Se despidió de todos.
—Mañana, si vuelves, más —le dijo Luciano.
Vi que por un instante la expresión de Amado se había oscurecido. Esperé a que estuviéramos en la calle para preguntarle qué le pasaba.
—Es que no sé si lo conseguiré mañana.
—¡Pues claro! Si lo has podido hacer una vez, lo puedes hacer dos y tres.
—No puedo pasar dos o tres noches sin dormir. Y si me duermo, me volverá a pasar, como al hombre del cuento que se morirá si se duerme.
Me explicó entonces que para no dormirse se había sentado en el suelo, con la espalda apoyada contra la pared. Y que, por si se dormía y se orinaba encima, había quitado la alfombra para no mojarla.

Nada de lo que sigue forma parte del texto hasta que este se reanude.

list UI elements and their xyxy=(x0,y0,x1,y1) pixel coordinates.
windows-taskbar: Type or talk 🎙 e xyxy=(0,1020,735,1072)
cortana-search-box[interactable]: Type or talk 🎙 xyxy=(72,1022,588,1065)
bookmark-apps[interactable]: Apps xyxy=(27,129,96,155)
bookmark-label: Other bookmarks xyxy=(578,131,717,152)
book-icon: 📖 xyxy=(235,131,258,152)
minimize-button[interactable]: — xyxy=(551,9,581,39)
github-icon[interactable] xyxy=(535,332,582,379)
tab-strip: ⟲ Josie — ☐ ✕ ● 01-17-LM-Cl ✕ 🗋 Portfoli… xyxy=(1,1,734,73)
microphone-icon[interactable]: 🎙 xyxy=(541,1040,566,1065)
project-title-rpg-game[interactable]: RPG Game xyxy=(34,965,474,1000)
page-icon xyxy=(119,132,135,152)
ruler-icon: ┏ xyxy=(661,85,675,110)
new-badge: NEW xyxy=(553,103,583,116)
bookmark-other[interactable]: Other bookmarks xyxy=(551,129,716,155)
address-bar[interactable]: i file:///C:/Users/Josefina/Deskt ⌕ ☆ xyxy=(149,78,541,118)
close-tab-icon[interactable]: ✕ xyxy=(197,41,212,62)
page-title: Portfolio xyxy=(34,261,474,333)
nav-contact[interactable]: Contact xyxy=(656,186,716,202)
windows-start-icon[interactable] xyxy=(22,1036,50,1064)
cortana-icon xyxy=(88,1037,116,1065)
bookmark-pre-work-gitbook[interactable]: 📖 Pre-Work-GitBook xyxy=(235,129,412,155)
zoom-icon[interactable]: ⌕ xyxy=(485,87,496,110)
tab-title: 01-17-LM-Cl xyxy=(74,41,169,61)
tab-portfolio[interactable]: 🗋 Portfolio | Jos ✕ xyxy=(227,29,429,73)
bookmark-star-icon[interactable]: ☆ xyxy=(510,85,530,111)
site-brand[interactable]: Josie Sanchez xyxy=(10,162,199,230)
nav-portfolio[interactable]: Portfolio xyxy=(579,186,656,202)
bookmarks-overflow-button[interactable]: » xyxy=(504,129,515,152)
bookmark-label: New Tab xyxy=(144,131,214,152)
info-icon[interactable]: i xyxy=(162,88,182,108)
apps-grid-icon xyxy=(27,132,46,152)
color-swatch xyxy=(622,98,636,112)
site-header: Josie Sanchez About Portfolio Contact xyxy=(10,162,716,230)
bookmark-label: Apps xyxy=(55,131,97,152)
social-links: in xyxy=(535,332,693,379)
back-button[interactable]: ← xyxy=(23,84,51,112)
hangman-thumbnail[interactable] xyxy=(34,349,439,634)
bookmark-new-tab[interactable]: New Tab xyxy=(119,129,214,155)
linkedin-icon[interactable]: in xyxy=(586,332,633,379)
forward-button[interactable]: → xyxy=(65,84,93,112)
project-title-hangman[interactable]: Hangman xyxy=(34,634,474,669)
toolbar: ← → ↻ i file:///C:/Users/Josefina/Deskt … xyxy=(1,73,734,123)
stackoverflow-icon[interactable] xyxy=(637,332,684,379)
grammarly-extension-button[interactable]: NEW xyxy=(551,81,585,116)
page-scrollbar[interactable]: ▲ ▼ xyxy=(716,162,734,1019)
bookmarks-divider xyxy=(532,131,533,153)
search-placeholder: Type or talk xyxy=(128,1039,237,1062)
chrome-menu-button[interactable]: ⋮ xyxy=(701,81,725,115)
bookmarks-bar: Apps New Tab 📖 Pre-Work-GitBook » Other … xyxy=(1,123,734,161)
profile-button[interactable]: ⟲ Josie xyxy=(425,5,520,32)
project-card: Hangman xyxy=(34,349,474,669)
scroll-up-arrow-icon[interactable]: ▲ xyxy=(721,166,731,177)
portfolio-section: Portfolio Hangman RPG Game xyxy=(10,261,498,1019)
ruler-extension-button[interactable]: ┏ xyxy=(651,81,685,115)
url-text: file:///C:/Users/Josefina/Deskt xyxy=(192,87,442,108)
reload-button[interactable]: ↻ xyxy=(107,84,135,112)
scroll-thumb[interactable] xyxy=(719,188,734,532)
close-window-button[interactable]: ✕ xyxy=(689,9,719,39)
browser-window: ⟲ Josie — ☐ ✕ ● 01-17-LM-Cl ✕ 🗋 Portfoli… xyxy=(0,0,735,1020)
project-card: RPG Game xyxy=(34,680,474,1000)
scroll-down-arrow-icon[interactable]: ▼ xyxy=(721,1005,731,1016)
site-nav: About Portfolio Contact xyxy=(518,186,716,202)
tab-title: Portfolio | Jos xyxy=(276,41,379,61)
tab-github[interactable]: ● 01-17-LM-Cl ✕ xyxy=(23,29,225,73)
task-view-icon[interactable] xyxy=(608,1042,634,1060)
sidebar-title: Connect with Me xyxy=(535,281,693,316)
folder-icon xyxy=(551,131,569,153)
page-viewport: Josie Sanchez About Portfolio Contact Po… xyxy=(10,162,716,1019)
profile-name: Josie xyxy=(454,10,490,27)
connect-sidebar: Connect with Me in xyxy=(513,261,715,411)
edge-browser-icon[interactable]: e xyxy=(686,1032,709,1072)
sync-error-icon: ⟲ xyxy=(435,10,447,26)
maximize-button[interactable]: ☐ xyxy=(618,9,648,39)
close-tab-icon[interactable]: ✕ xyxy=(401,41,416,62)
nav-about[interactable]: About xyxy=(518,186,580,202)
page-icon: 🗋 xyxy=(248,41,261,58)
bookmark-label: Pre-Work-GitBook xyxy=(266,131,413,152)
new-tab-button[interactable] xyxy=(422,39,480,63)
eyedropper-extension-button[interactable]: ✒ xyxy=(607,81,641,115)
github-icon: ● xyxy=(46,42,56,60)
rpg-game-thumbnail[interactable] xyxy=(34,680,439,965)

—Si me hubiera pasado algo, habría cogido el mocho y lo habría fregado.
—Igual puedes hacerlo otra vez y después el cuerpo se te acostumbra.
—Lo probaré.
Se metió en casa. No le quedaban fuerzas para más actividades ese día.
Yo tampoco tenía ganas de ir a jugar por la calle. Volví a casa y me dediqué a vestir a las muñecas de papel y a recortar unas revistas viejas que me había dado mi madre. El sonido de las tijeras cortando el papel brillante de las revistas del corazón me tranquilizó como siempre, sin borrar por completo el malestar, la inquietud que me causó recordar las palabras de Amado.
A la mañana siguiente, la sábana con la mancha amarilla ondeaba de nuevo. Me eché a llorar.
Amado se asomó al balcón, me había estado esperando, me sequé los ojos y lo saludé con la mano. Me devolvió el saludo y me preguntó:
—¿Dónde estaréis hoy después de la comida?
—En la plaza. Están haciendo obras.
—Esperadme.
—Pero…
—No vengas a buscarme, iré directamente.
Estaba claro, se escaparía.
Se metió de nuevo en el interior del piso. Me quedé un momento con la mirada fija en la mancha que proclamaba su derrota.